Gesagtes kann ohne Einverständnis und ohne besondere technische Vorbereitungen heimlich bis heimtückisch aufgenommen. (1) ungefragt bearbeitet, nach speziellen Bedürfnissen zusammengeschnitten und zum Schaden der Betroffenen weitergeleitet werden. (2) Entsprechende Beispiele finden sich in den aktuellen Medien. Ein zivilisatorisches moralisches oder ethisches Empfinden, das dem entgegenwirkt, scheint nicht mehr flächendeckend zu existieren. Spontane Bedürfnisse und Befindlichkeiten, Wut, Neid, Missgunst, können mithilfe digitaler Tools unmittelbar bedient und befriedigt werden. Betroffene sind Spielball, Sündenbock und Blitzableiter für nicht bewältigte individuelle Probleme auf Seiten der Täter, oder einfach zu deren Vorteil, ohne aktiven Einfluss auf die Rolle, die sie einzunehmen gezwungen werden.

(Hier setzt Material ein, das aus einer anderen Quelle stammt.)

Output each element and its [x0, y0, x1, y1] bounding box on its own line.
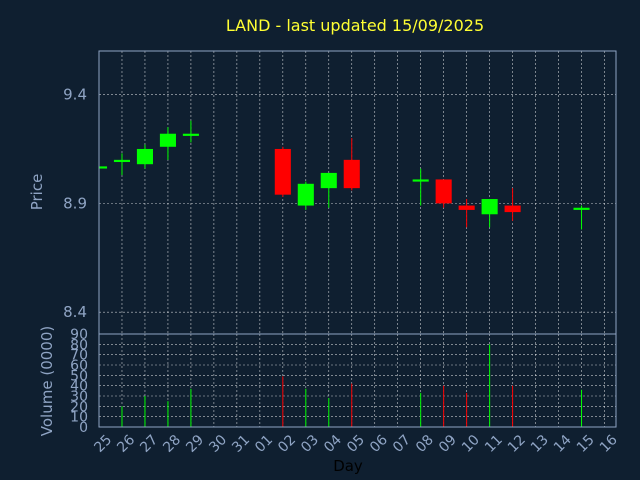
volume-tick-label: 0 [79, 420, 88, 436]
volume-tick-label: 50 [70, 368, 88, 384]
candle-body [113, 159, 131, 163]
price-tick-label: 8.9 [63, 194, 87, 212]
candle-body [412, 179, 429, 182]
x-tick-labels: 25 26 27 28 29 30 31 01 02 03 04 05 06 07 08 09 10 11 12 13… [91, 432, 620, 456]
volume-axis-label: Volume (0000) [38, 326, 56, 436]
price-tick-label: 9.4 [63, 86, 87, 104]
volume-tick-label: 70 [70, 348, 88, 364]
volume-tick-label: 10 [70, 410, 88, 426]
x-tick-label: 25 [91, 432, 115, 456]
candle-body [573, 207, 590, 210]
volume-tick-label: 30 [70, 389, 88, 405]
x-tick-label: 07 [390, 432, 414, 456]
volume-tick-label: 20 [70, 399, 88, 415]
x-tick-label: 11 [482, 432, 506, 456]
x-tick-label: 13 [528, 432, 552, 456]
x-tick-label: 14 [551, 432, 575, 456]
candle-body [159, 133, 176, 147]
x-tick-label: 28 [160, 432, 184, 456]
x-tick-label: 29 [183, 432, 207, 456]
volume-tick-label: 90 [70, 327, 88, 343]
x-tick-label: 27 [137, 432, 161, 456]
candle-body [99, 166, 108, 169]
x-tick-label: 15 [574, 432, 598, 456]
price-axis-label: Price [28, 174, 46, 211]
candle-body [458, 205, 475, 210]
candle-body [274, 148, 291, 195]
volume-tick-label: 80 [70, 337, 88, 353]
x-tick-label: 09 [436, 432, 460, 456]
x-tick-label: 03 [298, 432, 322, 456]
volume-bars [121, 344, 583, 427]
x-tick-label: 02 [275, 432, 299, 456]
volume-tick-label: 40 [70, 379, 88, 395]
x-tick-label: 01 [252, 432, 276, 456]
x-tick-label: 26 [114, 432, 138, 456]
candle-body [481, 199, 498, 215]
x-tick-label: 05 [344, 432, 368, 456]
volume-grid [99, 334, 616, 427]
volume-tick-label: 60 [70, 358, 88, 374]
x-tick-label: 16 [597, 432, 621, 456]
candle-body [136, 148, 153, 165]
candle-body [320, 172, 337, 189]
x-tick-label: 31 [229, 432, 253, 456]
x-axis-label: Day [333, 457, 363, 475]
x-tick-label: 10 [459, 432, 483, 456]
x-tick-label: 12 [505, 432, 529, 456]
price-tick-labels: 8.48.99.49.9 [63, 86, 87, 322]
candle-body [297, 183, 314, 206]
x-tick-label: 30 [206, 432, 230, 456]
x-tick-label: 08 [413, 432, 437, 456]
candle-body [435, 179, 452, 204]
candle-body [182, 133, 199, 136]
price-tick-label: 8.4 [63, 303, 87, 321]
candle-body [343, 159, 360, 189]
x-tick-label: 06 [367, 432, 391, 456]
price-panel-frame [98, 50, 617, 335]
volume-panel-frame [98, 333, 617, 428]
candle-body [504, 205, 521, 213]
chart-title: LAND - last updated 15/09/2025 [226, 16, 484, 35]
candles [98, 120, 590, 230]
x-tick-label: 04 [321, 432, 345, 456]
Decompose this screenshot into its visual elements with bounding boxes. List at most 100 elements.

Die Entsicherung geschützter Räume
Die auf die oben beschriebene Weise gewonnene Information rückt in den Vordergrund, die vorangegangene kriminelle Art und Weise der Beschaffung wird nicht mehr hinterfragt. Und schon gar nicht mehr als das bewertet, was sie eigentlich ist: Bespitzelung beispielsweise, wie in längst vergangen geglaubten Zeiten. Mobbing. Entwertung. Bis hinein ins Privatleben. Reduzierung auf ein Dasein als Objekt. Hier wird ein eigentlich sicherer Raum mit Vorsatz entsichert. Dies ist zumindest ein Verstoß gegen die Persönlichkeitsrechte, das Recht auf ein Leben in Würde, auf körperliche und seelische Unversehrtheit, eine eigene Meinung, individuelle persönliche Gefühle und Lebensentwürfe.

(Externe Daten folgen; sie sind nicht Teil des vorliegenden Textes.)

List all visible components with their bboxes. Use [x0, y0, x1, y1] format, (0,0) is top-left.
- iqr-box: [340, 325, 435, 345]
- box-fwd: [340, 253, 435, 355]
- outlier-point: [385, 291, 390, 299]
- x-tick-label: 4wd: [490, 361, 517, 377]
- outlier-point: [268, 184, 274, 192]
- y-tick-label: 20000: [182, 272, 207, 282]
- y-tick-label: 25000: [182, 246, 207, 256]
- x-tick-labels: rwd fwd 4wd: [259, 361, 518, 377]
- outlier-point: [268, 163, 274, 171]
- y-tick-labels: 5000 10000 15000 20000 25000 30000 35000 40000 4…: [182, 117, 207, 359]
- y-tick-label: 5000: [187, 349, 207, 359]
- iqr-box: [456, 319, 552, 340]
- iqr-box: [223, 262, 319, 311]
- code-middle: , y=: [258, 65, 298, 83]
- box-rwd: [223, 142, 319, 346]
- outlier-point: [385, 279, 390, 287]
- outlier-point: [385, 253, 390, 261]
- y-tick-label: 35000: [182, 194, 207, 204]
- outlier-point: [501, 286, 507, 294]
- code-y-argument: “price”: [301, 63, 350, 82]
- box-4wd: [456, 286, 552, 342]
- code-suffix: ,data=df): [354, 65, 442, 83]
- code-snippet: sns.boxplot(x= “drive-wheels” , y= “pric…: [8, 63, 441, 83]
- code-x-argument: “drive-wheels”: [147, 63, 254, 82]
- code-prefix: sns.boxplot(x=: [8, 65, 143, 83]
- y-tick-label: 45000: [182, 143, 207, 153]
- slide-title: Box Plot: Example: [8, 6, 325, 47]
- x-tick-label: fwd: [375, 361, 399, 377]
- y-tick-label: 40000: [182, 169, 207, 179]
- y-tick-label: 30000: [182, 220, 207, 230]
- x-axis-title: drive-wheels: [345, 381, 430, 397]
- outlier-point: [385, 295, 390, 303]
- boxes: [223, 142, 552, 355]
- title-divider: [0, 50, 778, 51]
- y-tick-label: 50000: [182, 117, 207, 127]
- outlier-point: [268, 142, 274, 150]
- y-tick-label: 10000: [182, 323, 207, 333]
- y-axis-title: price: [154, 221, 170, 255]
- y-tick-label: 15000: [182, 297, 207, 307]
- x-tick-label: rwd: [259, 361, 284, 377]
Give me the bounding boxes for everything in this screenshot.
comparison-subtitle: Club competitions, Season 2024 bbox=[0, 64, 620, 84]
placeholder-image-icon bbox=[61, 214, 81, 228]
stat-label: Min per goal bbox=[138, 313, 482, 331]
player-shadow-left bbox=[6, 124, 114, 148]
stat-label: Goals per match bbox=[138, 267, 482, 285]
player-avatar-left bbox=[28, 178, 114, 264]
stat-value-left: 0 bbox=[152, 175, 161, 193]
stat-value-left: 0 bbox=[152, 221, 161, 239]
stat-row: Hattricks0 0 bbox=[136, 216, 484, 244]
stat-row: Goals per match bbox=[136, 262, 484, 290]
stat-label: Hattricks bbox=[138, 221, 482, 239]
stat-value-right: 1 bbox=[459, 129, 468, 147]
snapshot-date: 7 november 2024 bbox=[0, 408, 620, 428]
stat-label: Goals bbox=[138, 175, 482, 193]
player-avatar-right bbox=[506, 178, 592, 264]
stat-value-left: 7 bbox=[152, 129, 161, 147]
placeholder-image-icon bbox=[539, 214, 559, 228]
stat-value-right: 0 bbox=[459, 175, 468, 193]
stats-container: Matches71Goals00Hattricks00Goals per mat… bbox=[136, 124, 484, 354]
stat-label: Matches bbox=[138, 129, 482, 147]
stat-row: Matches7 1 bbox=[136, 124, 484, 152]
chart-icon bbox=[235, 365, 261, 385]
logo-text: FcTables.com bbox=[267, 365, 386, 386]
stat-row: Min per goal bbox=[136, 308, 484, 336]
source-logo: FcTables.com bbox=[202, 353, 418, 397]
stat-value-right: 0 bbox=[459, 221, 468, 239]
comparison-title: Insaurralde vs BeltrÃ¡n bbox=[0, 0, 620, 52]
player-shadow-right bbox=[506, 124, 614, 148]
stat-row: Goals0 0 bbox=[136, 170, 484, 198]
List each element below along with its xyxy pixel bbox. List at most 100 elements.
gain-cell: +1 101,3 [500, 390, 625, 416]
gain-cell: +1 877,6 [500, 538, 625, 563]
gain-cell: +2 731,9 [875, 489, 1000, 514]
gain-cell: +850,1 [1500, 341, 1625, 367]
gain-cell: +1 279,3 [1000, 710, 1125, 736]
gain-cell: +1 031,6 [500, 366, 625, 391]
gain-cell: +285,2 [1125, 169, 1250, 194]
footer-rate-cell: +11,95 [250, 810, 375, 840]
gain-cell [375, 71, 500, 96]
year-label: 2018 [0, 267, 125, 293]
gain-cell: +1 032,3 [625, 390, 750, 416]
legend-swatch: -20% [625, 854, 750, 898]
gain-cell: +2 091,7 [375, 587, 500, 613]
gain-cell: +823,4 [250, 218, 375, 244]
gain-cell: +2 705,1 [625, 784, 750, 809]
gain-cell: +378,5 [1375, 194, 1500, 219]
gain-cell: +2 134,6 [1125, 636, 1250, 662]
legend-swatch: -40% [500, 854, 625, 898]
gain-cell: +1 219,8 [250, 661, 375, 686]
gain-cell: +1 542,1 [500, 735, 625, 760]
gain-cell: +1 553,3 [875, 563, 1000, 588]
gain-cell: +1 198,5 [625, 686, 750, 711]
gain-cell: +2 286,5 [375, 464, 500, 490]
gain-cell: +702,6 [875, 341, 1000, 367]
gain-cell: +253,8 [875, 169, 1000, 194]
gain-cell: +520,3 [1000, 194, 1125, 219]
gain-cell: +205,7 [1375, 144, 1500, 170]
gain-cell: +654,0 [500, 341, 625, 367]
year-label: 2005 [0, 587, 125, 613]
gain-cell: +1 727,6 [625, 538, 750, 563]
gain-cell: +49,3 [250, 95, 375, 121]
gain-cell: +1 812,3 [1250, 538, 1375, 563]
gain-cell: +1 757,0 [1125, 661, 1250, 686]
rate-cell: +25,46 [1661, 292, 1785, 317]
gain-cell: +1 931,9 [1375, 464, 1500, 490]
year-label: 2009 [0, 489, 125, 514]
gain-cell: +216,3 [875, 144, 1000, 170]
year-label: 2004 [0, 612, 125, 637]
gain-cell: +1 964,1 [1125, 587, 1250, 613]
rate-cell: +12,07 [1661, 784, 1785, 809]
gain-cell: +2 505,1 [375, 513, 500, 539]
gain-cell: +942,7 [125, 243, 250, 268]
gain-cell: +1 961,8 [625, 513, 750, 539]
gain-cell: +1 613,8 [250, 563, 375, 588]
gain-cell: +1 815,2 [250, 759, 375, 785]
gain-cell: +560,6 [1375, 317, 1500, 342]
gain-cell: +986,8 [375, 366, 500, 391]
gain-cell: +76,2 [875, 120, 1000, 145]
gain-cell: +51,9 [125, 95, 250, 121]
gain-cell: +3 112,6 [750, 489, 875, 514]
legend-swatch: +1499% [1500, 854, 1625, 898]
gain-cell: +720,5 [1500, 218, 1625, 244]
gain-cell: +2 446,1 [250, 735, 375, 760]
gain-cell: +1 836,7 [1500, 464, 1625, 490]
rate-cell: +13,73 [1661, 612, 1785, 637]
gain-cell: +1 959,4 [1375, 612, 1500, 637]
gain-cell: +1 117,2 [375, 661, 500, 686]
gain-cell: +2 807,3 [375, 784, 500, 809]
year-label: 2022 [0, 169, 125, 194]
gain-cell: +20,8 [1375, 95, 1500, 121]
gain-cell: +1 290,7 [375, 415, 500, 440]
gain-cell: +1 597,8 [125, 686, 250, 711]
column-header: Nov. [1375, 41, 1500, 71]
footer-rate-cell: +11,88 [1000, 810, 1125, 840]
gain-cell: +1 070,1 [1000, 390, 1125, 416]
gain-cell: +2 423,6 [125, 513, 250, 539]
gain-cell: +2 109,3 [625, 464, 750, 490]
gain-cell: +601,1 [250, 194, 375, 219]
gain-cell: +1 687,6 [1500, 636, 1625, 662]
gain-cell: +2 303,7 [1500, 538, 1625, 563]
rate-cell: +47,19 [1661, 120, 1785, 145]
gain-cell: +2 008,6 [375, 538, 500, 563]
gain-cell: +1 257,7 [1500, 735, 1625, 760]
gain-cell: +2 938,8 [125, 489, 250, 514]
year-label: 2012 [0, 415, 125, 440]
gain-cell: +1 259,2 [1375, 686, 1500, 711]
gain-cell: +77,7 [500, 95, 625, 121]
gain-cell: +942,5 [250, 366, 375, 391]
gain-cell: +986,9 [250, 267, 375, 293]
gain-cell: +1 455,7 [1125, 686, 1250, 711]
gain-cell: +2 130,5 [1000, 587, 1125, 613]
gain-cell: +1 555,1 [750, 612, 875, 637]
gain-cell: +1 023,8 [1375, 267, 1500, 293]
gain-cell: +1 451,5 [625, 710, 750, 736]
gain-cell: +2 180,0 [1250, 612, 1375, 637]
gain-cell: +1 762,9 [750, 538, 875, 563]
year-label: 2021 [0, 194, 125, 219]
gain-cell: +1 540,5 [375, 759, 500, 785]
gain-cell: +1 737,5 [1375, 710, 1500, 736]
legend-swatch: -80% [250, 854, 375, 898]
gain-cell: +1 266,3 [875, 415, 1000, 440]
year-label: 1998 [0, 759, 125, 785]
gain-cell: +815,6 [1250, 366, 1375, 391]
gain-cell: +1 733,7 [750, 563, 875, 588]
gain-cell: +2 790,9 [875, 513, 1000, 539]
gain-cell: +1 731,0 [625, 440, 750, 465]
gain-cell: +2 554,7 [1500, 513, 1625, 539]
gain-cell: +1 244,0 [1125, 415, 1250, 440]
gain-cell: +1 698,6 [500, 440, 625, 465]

Durch diese Möglichkeiten, die digitale Tools bieten, hat sich das kollektive Urteilsvermögen darüber, was man tun darf oder nicht, verändert und Werte grundlegend verschoben. Auch das wichtige Thema Datenschutz bleibt vielfach außen vor. Die psychischen Folgen für den Einzelnen wie die gesamte Gesellschaft, die Fortentwicklung unserer Demokratie, die Umsetzung von Recht und Freiheit, sind unschätzbar groß und haben unser aller Leben für immer verändert. Die geschützten Räume sind uns abhandengekommen. Die Frage, ob Tech-Konzerne Möglichkeiten sozialen Terrors sogar aktiv als Geschäftsmodell nutzen, drängt sich auf. Sie sprechen niederste Instinkte an und verstärken sie auf geradezu fatale Weise. (3)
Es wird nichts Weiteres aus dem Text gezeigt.